Я обрадовалась вопросу. Быстро слепился образ мальчика, ровесника моей дочери.
-Да, именно с мальчиком, лет десяти.
- Знаем. Номер дома не подскажем, нет.  Но если пройдёте по пустырю мимо пожарки,  тропинка протоптана - точнехонько к аллее, увидите длинный-предлинный дом, такие китайской стеной называют. Так вот, не ошибиться бы, они живут в первом подъезде.
- Да что ВЫ! - Я не сумела сдержать чрезмерного восклицания, забормотала благодарности, поздравления и пожелания жить  как по маслу, а сама уже увидела как  по мановению  таинственной ладони  указанную тропинку и в конце её дом моего приюта...
   Помню ветер, который  ринулся  со мной хулиганить,  насылать озноб и тревогу. По пути я ещё раз просчитала годы, которые протекли со времени отъезда Юрия Васильевича Мурахтанова из Норильска.  Десять лет - точно.  Последний раз  была у него в гостях, когда возвращала долг. В течение двух лет этот долг  жёг  каждый день   мою совесть, пока не вернулась в Норильск и не смогла заработать. Юрий Васильевич мне помог уехать из Норильска в Казань к мужу, у которого за душой не было ни гроша, а мне предстояли роды. В растрёпанных чувствах я  решилась на звонок, и когда пришла к нему, он сначала предъявил мне записку: "Ты придешь просить деньги".  Я покраснела до корней волос, рассказала, что мне негде взять ни копейки, и он дал на отъезд нужную сумму.   Доченьке не исполнилось года, когда мне пришлось вернуться. Нас некому было кормить-содержать, а долг как известно, платежом красен.    Тут же вспомнила первый отъезд на учебу в Казань и нашу потом переписку.  Юрий Васильевич в письмах пытался смягчить завышенную девичью категоричность по отношению к мужскому полу.  Жизнь текла  как  стихийная очередь за  удачей - безалаберно и бестолково. А его письма привносили  внимание к  процессу, к подводным течениям, незаметным для верхоглядов.  Его участие в моем внутрнннем созревани мной осознавалось  бесценным даром - тем более, что никому больше в этом Мире до меня не было никакого дела.
     Подъезд был открыт и ярко освещён.   Даже удивительно - лампочкой ватт в сто пятьдесят. Обычно в подъездах вкручивали сорока-ваттки.  Потом я догадалась, что  за освещением следил Юрий Васильевич,  ради сына, да и сам ходил уже осторожно,  ощупывая каждую ступеньку. Почему поднялась на второй этаж?  На звонок откликнулись сразу. -Иду-иду - услышала голос женщины и постаралась успокоить черты лица от нахлынувших с ветром  эмоций.  Мне навстречу вылетела улыбка.
- Простите, с Новым Годом!   Подскажите, где-то здесь должен жить Юрий Васильевич Мурахтанов.
- А Вы кто? - Женщина еще шире и ласковей улыбнулась.
- Вообще то никто. Не родственница. Скорее ученица. Из Норильска.
- Когда?
- Вчера.
- Вот оно как? Ну - с Новым Годом! Позвоните в дверь напротив! Она осталась у двери, очевидно наблюдая, как я медленно развернулась к ней спиной и повернулась лицом к  двери, мельком взглянув на номер. Отсчитала до трех и нажала на черную кнопку.  Юрий Васильевич открыл почти сразу. Да, такой как я представляла. Высокий, сухощавый, лет семидесяти, седой, с глубокими морщинами, будто пропаханными  плугом. Одетый в какую-то светлую безрукавку и шорты. Праздничный и смешливый.
-  Валечка!

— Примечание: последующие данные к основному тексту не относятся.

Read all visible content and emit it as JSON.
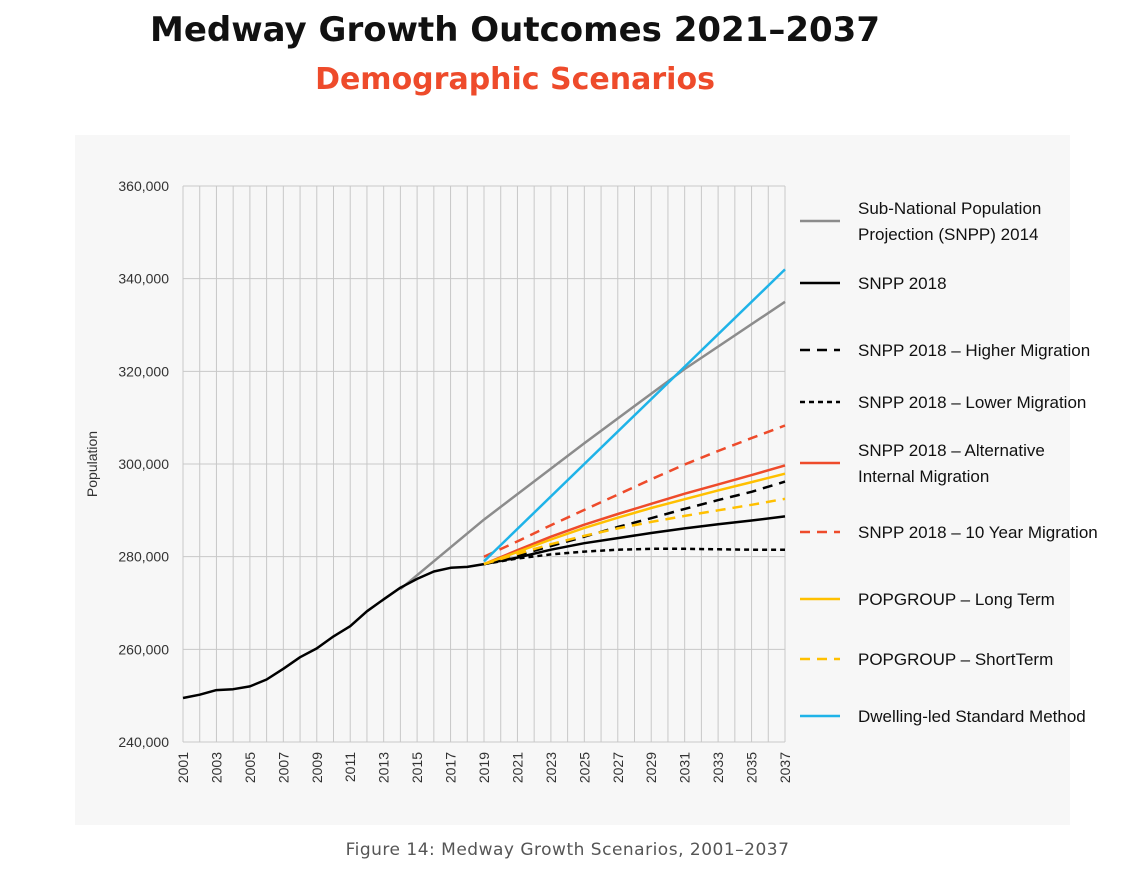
{
  "header": {
    "title": "Medway Growth Outcomes 2021–2037",
    "subtitle": "Demographic Scenarios"
  },
  "caption": "Figure 14: Medway Growth Scenarios, 2001–2037",
  "colors": {
    "title": "#111111",
    "subtitle": "#ee4b2b",
    "panel_background": "#f7f7f7",
    "grid": "#c8c8c8"
  },
  "chart_data": {
    "type": "line",
    "title": "",
    "xlabel": "",
    "ylabel": "Population",
    "xlim": [
      2001,
      2037
    ],
    "ylim": [
      240000,
      360000
    ],
    "grid": true,
    "legend_position": "right",
    "x_ticks": [
      "2001",
      "2003",
      "2005",
      "2007",
      "2009",
      "2011",
      "2013",
      "2015",
      "2017",
      "2019",
      "2021",
      "2023",
      "2025",
      "2027",
      "2029",
      "2031",
      "2033",
      "2035",
      "2037"
    ],
    "y_ticks": [
      "240,000",
      "260,000",
      "280,000",
      "300,000",
      "320,000",
      "340,000",
      "360,000"
    ],
    "y_tick_values": [
      240000,
      260000,
      280000,
      300000,
      320000,
      340000,
      360000
    ],
    "series": [
      {
        "name": "Sub-National Population Projection (SNPP) 2014",
        "legend_lines": [
          "Sub-National Population",
          "Projection (SNPP) 2014"
        ],
        "color": "#8c8c8c",
        "dash": "solid",
        "points": [
          [
            2014,
            273000
          ],
          [
            2019,
            288000
          ],
          [
            2025,
            304500
          ],
          [
            2031,
            320500
          ],
          [
            2037,
            335000
          ]
        ]
      },
      {
        "name": "SNPP 2018",
        "legend_lines": [
          "SNPP 2018"
        ],
        "color": "#000000",
        "dash": "solid",
        "points": [
          [
            2001,
            249500
          ],
          [
            2002,
            250200
          ],
          [
            2003,
            251200
          ],
          [
            2004,
            251400
          ],
          [
            2005,
            252000
          ],
          [
            2006,
            253500
          ],
          [
            2007,
            255800
          ],
          [
            2008,
            258300
          ],
          [
            2009,
            260200
          ],
          [
            2010,
            262800
          ],
          [
            2011,
            265000
          ],
          [
            2012,
            268200
          ],
          [
            2013,
            270800
          ],
          [
            2014,
            273300
          ],
          [
            2015,
            275200
          ],
          [
            2016,
            276800
          ],
          [
            2017,
            277600
          ],
          [
            2018,
            277800
          ],
          [
            2019,
            278400
          ],
          [
            2021,
            279800
          ],
          [
            2023,
            281500
          ],
          [
            2025,
            282900
          ],
          [
            2027,
            284000
          ],
          [
            2029,
            285100
          ],
          [
            2031,
            286100
          ],
          [
            2033,
            287000
          ],
          [
            2035,
            287800
          ],
          [
            2037,
            288700
          ]
        ]
      },
      {
        "name": "SNPP 2018 – Higher Migration",
        "legend_lines": [
          "SNPP 2018 – Higher Migration"
        ],
        "color": "#000000",
        "dash": "long",
        "points": [
          [
            2019,
            278400
          ],
          [
            2021,
            280200
          ],
          [
            2023,
            282300
          ],
          [
            2025,
            284300
          ],
          [
            2027,
            286400
          ],
          [
            2029,
            288300
          ],
          [
            2031,
            290300
          ],
          [
            2033,
            292200
          ],
          [
            2035,
            294000
          ],
          [
            2037,
            296200
          ]
        ]
      },
      {
        "name": "SNPP 2018 – Lower Migration",
        "legend_lines": [
          "SNPP 2018 – Lower Migration"
        ],
        "color": "#000000",
        "dash": "short",
        "points": [
          [
            2019,
            278400
          ],
          [
            2021,
            279600
          ],
          [
            2023,
            280500
          ],
          [
            2025,
            281100
          ],
          [
            2027,
            281500
          ],
          [
            2029,
            281700
          ],
          [
            2031,
            281700
          ],
          [
            2033,
            281600
          ],
          [
            2035,
            281500
          ],
          [
            2037,
            281500
          ]
        ]
      },
      {
        "name": "SNPP 2018 – Alternative Internal Migration",
        "legend_lines": [
          "SNPP 2018 – Alternative",
          "Internal Migration"
        ],
        "color": "#ee4b2b",
        "dash": "solid",
        "points": [
          [
            2019,
            278400
          ],
          [
            2021,
            281400
          ],
          [
            2023,
            284300
          ],
          [
            2025,
            286900
          ],
          [
            2027,
            289200
          ],
          [
            2029,
            291400
          ],
          [
            2031,
            293600
          ],
          [
            2033,
            295600
          ],
          [
            2035,
            297600
          ],
          [
            2037,
            299700
          ]
        ]
      },
      {
        "name": "SNPP 2018 – 10 Year Migration",
        "legend_lines": [
          "SNPP 2018 – 10 Year Migration"
        ],
        "color": "#ee4b2b",
        "dash": "long",
        "points": [
          [
            2019,
            280000
          ],
          [
            2021,
            283300
          ],
          [
            2023,
            286800
          ],
          [
            2025,
            290100
          ],
          [
            2027,
            293400
          ],
          [
            2029,
            296700
          ],
          [
            2031,
            299900
          ],
          [
            2033,
            302800
          ],
          [
            2035,
            305600
          ],
          [
            2037,
            308300
          ]
        ]
      },
      {
        "name": "POPGROUP – Long Term",
        "legend_lines": [
          "POPGROUP – Long Term"
        ],
        "color": "#ffc000",
        "dash": "solid",
        "points": [
          [
            2019,
            278400
          ],
          [
            2021,
            281000
          ],
          [
            2023,
            283700
          ],
          [
            2025,
            286200
          ],
          [
            2027,
            288400
          ],
          [
            2029,
            290500
          ],
          [
            2031,
            292400
          ],
          [
            2033,
            294300
          ],
          [
            2035,
            296100
          ],
          [
            2037,
            297900
          ]
        ]
      },
      {
        "name": "POPGROUP – ShortTerm",
        "legend_lines": [
          "POPGROUP – ShortTerm"
        ],
        "color": "#ffc000",
        "dash": "long",
        "points": [
          [
            2019,
            278400
          ],
          [
            2021,
            280600
          ],
          [
            2023,
            282700
          ],
          [
            2025,
            284500
          ],
          [
            2027,
            286100
          ],
          [
            2029,
            287500
          ],
          [
            2031,
            288800
          ],
          [
            2033,
            290000
          ],
          [
            2035,
            291200
          ],
          [
            2037,
            292500
          ]
        ]
      },
      {
        "name": "Dwelling-led Standard Method",
        "legend_lines": [
          "Dwelling-led Standard Method"
        ],
        "color": "#1fb3e8",
        "dash": "solid",
        "points": [
          [
            2019,
            279000
          ],
          [
            2037,
            342000
          ]
        ]
      }
    ]
  }
}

Вот так сюрприз! Новогодний! А как фамилия,  не упомню.
- А у меня другая фамилия.  Неважно. Здравствуйте, с Новым Годом!

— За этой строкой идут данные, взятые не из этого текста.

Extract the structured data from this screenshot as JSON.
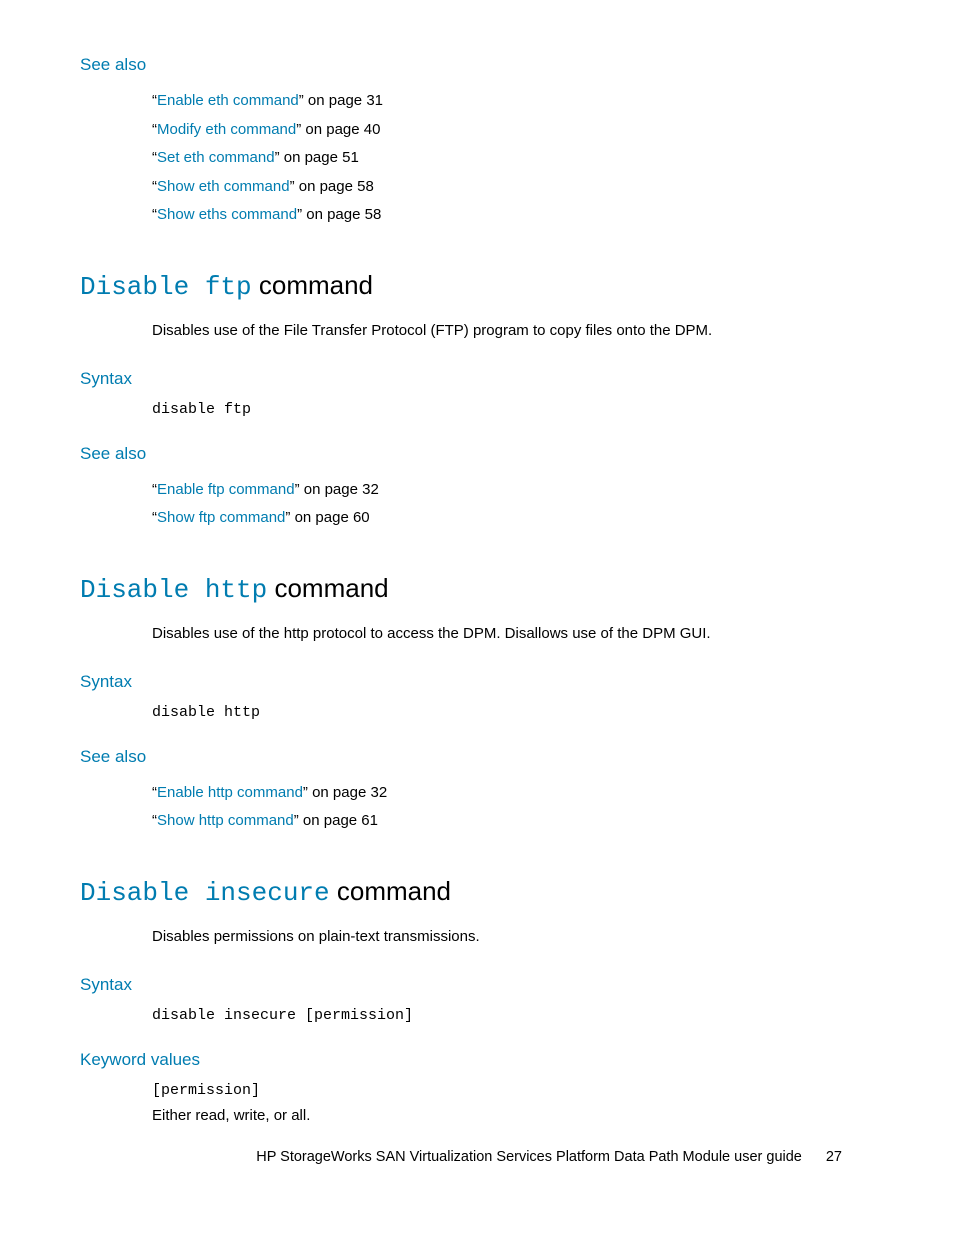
{
  "colors": {
    "accent": "#007cb0",
    "text": "#000000",
    "background": "#ffffff"
  },
  "typography": {
    "body_family": "Arial, Helvetica, sans-serif",
    "mono_family": "Courier New, monospace",
    "heading_size_pt": 20,
    "subhead_size_pt": 13,
    "body_size_pt": 11
  },
  "see_also_top": {
    "heading": "See also",
    "items": [
      {
        "quote_open": "“",
        "link": "Enable eth command",
        "suffix": "” on page 31"
      },
      {
        "quote_open": "“",
        "link": "Modify eth command",
        "suffix": "” on page 40"
      },
      {
        "quote_open": "“",
        "link": "Set eth command",
        "suffix": "” on page 51"
      },
      {
        "quote_open": "“",
        "link": "Show eth command",
        "suffix": "” on page 58"
      },
      {
        "quote_open": "“",
        "link": "Show eths command",
        "suffix": "” on page 58"
      }
    ]
  },
  "sections": [
    {
      "title_mono": "Disable ftp",
      "title_rest": " command",
      "desc": "Disables use of the File Transfer Protocol (FTP) program to copy files onto the DPM.",
      "syntax_heading": "Syntax",
      "syntax": "disable ftp",
      "see_also_heading": "See also",
      "see_also": [
        {
          "quote_open": "“",
          "link": "Enable ftp command",
          "suffix": "” on page 32"
        },
        {
          "quote_open": "“",
          "link": "Show ftp command",
          "suffix": "” on page 60"
        }
      ]
    },
    {
      "title_mono": "Disable http",
      "title_rest": " command",
      "desc": "Disables use of the http protocol to access the DPM. Disallows use of the DPM GUI.",
      "syntax_heading": "Syntax",
      "syntax": "disable http",
      "see_also_heading": "See also",
      "see_also": [
        {
          "quote_open": "“",
          "link": "Enable http command",
          "suffix": "” on page 32"
        },
        {
          "quote_open": "“",
          "link": "Show http command",
          "suffix": "” on page 61"
        }
      ]
    },
    {
      "title_mono": "Disable insecure",
      "title_rest": " command",
      "desc": "Disables permissions on plain-text transmissions.",
      "syntax_heading": "Syntax",
      "syntax": "disable insecure [permission]",
      "keyword_heading": "Keyword values",
      "keyword_name": "[permission]",
      "keyword_desc": "Either read, write, or all."
    }
  ],
  "footer": {
    "text": "HP StorageWorks SAN Virtualization Services Platform Data Path Module user guide",
    "page": "27"
  }
}
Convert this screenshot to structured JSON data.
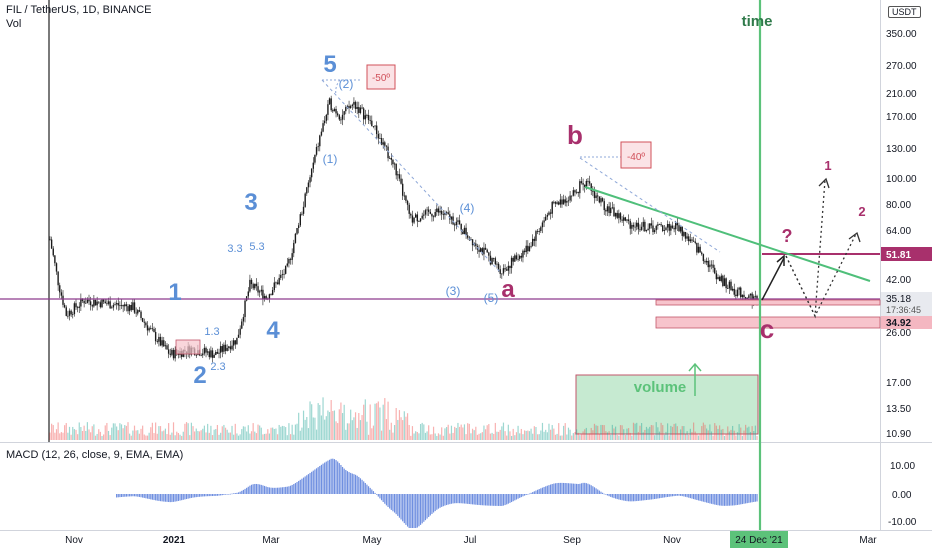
{
  "header": {
    "symbol_line": "FIL / TetherUS, 1D, BINANCE",
    "vol_label": "Vol",
    "currency": "USDT"
  },
  "macd": {
    "label": "MACD (12, 26, close, 9, EMA, EMA)",
    "ticks": [
      "10.00",
      "0.00",
      "-10.00"
    ]
  },
  "colors": {
    "bull": "#26a69a",
    "bear": "#ef5350",
    "wave_blue": "#5b8fd6",
    "wave_purple": "#a8306c",
    "time_line": "#5cc27a",
    "trendline": "#4fbf7a",
    "support": "#8e3a8e",
    "macd_hist": "#6f8fe0"
  },
  "chart_data": {
    "type": "candlestick",
    "scale": "log",
    "price_axis_labels": [
      "350.00",
      "270.00",
      "210.00",
      "170.00",
      "130.00",
      "100.00",
      "80.00",
      "64.00",
      "51.81",
      "42.00",
      "35.18",
      "34.92",
      "26.00",
      "17.00",
      "13.50",
      "10.90"
    ],
    "current_price": "35.18",
    "countdown": "17:36:45",
    "level_upper": "51.81",
    "level_lower": "34.92",
    "x_tick_labels": [
      "Nov",
      "2021",
      "Mar",
      "May",
      "Jul",
      "Sep",
      "Nov",
      "24 Dec '21",
      "Mar"
    ],
    "close_series": [
      {
        "date": "2020-10-15",
        "close": 59
      },
      {
        "date": "2020-10-20",
        "close": 41
      },
      {
        "date": "2020-10-25",
        "close": 31
      },
      {
        "date": "2020-11-05",
        "close": 35
      },
      {
        "date": "2020-11-20",
        "close": 34
      },
      {
        "date": "2020-12-05",
        "close": 33
      },
      {
        "date": "2020-12-20",
        "close": 25
      },
      {
        "date": "2020-12-28",
        "close": 22
      },
      {
        "date": "2021-01-10",
        "close": 23
      },
      {
        "date": "2021-01-25",
        "close": 22
      },
      {
        "date": "2021-02-07",
        "close": 25
      },
      {
        "date": "2021-02-15",
        "close": 40
      },
      {
        "date": "2021-02-25",
        "close": 36
      },
      {
        "date": "2021-03-10",
        "close": 46
      },
      {
        "date": "2021-03-20",
        "close": 80
      },
      {
        "date": "2021-03-31",
        "close": 150
      },
      {
        "date": "2021-04-05",
        "close": 190
      },
      {
        "date": "2021-04-12",
        "close": 170
      },
      {
        "date": "2021-04-20",
        "close": 190
      },
      {
        "date": "2021-05-01",
        "close": 160
      },
      {
        "date": "2021-05-15",
        "close": 110
      },
      {
        "date": "2021-05-25",
        "close": 70
      },
      {
        "date": "2021-06-10",
        "close": 75
      },
      {
        "date": "2021-06-20",
        "close": 70
      },
      {
        "date": "2021-07-05",
        "close": 56
      },
      {
        "date": "2021-07-20",
        "close": 45
      },
      {
        "date": "2021-08-05",
        "close": 55
      },
      {
        "date": "2021-08-20",
        "close": 78
      },
      {
        "date": "2021-09-05",
        "close": 90
      },
      {
        "date": "2021-09-07",
        "close": 100
      },
      {
        "date": "2021-09-20",
        "close": 80
      },
      {
        "date": "2021-10-05",
        "close": 68
      },
      {
        "date": "2021-10-20",
        "close": 65
      },
      {
        "date": "2021-11-05",
        "close": 66
      },
      {
        "date": "2021-11-20",
        "close": 52
      },
      {
        "date": "2021-12-01",
        "close": 42
      },
      {
        "date": "2021-12-10",
        "close": 38
      },
      {
        "date": "2021-12-24",
        "close": 35.18
      }
    ],
    "annotations": {
      "elliott_main": [
        "1",
        "2",
        "3",
        "4",
        "5"
      ],
      "elliott_sub_1": "1.3",
      "elliott_sub_2": "2.3",
      "elliott_sub_3a": "3.3",
      "elliott_sub_3b": "5.3",
      "sub_waves": [
        "(1)",
        "(2)",
        "(3)",
        "(4)",
        "(5)"
      ],
      "abc": [
        "a",
        "b",
        "c"
      ],
      "projection": [
        "1",
        "2"
      ],
      "question": "?",
      "angle1": "-50º",
      "angle2": "-40º",
      "time": "time",
      "volume": "volume"
    }
  }
}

- Нина, что я говорил!  Вот Вам и Снегурочка - прямо  по адресу!
- Да, вот  вчера из Норильска! Нашла  Вас!
Нина что-то ещё хорошее сказала вслед, её кликнули из глубины квартиры, а я храбро шагнула в  пространство моего самого лучшего, нет, пожалуй, единственного в моей жизни,  по моей вине потерянного  и так чудесно найденного друга.